Preserving Affordable Housing Essential to Sustainable Neighborhoods

A recent article, highlighted by the California Department of Housing and Community Development, brings to our attention the growing number of older, scattered-site affordable housing resources which are being sold to new owners. In the last six months, the Santa Rosa Housing Authority (I’m a newly-appointed member) has authorized the sale of six key low income housing properties built and previously operated by Community Action Partnership of Sonoma County and Community Housing Sonoma County. The reasons for the sales were stated as the lack of available operating revenue from rents for maintenance and tenant support.

The article provides the background for what it expects to be a greatly expanded pattern of such sales, describes its broader impact, and poses some solutions. I would encourage comments to this post, and to the County and City housing authorities.
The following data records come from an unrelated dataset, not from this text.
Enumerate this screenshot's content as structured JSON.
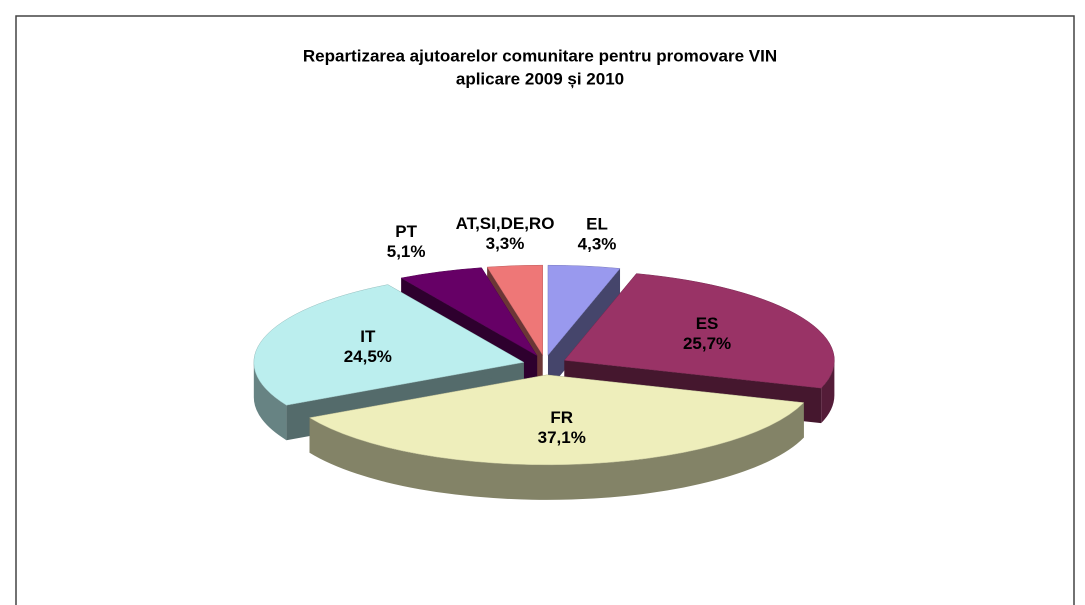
{
  "chart_data": {
    "type": "pie",
    "title": "Repartizarea ajutoarelor comunitare pentru promovare VIN",
    "subtitle": "aplicare 2009 și 2010",
    "categories": [
      "EL",
      "ES",
      "FR",
      "IT",
      "PT",
      "AT,SI,DE,RO"
    ],
    "values": [
      4.3,
      25.7,
      37.1,
      24.5,
      5.1,
      3.3
    ],
    "value_labels": [
      "4,3%",
      "25,7%",
      "37,1%",
      "24,5%",
      "5,1%",
      "3,3%"
    ],
    "colors": [
      "#9999ee",
      "#993366",
      "#eeeebb",
      "#bbeeee",
      "#660066",
      "#ee7777"
    ]
  }
}
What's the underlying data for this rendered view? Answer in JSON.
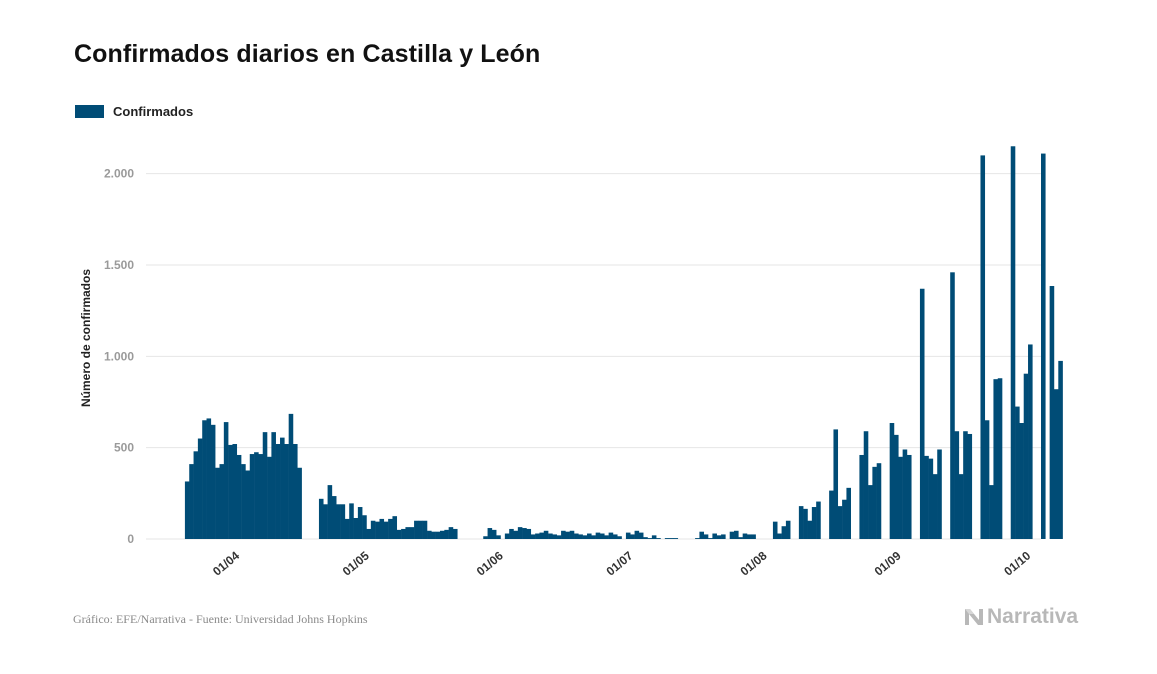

One thought on “Preserving Affordable Housing Essential to Sustainable Neighborhoods

  1. If we look at the actors involved here, we have socialist impulses to care for the most vulnerable (with some backing from universal religious Golden Rule morality), we have me-first liberal humanists (NIMBYs), and we have evolutionary humanists (financial sharks/ realpolitik Machiavellianists.) In the US we’re seeing legacy New Deal/ world socialist ideals crumble, the 1% make off with all the dough, the erstwhile middle class clinging to the resources they have hoarded, widespread budget shortages, and non-profit developers selling out for lack of money, and housing left to be managed by the sharks bc they are the only game in town left with money to spend. Just like folks can’t really believe that Flock license plate readers won’t be abused for more general surveillance, it’s hard to believe that big money entities will somehow be benign in the preservation and management of affordable housing. I have a hard time trusting that investors won’t quickly revert to their preferred rip-off, rent-seeking behavior. As the money squeeze comes down, the forecast is for the most vulnerable to be increasingly thrown under the bus. Middle class actors will become less sympathetic to public remedies as their own household finances come under pressure. Without a resurgence of public-funding, or a new thrust into public banking, my prediction is that local gov’t will have to be increasingly Machiavellian and private investor sharks will sound good when they make their deals, but will soon revert to vampire squid behavior that abuses all alike, including the local gov that let them in the door. If the equity investors buying AH projects had an ESG mission on their front page, I’d feel better, but so far, not seeing that.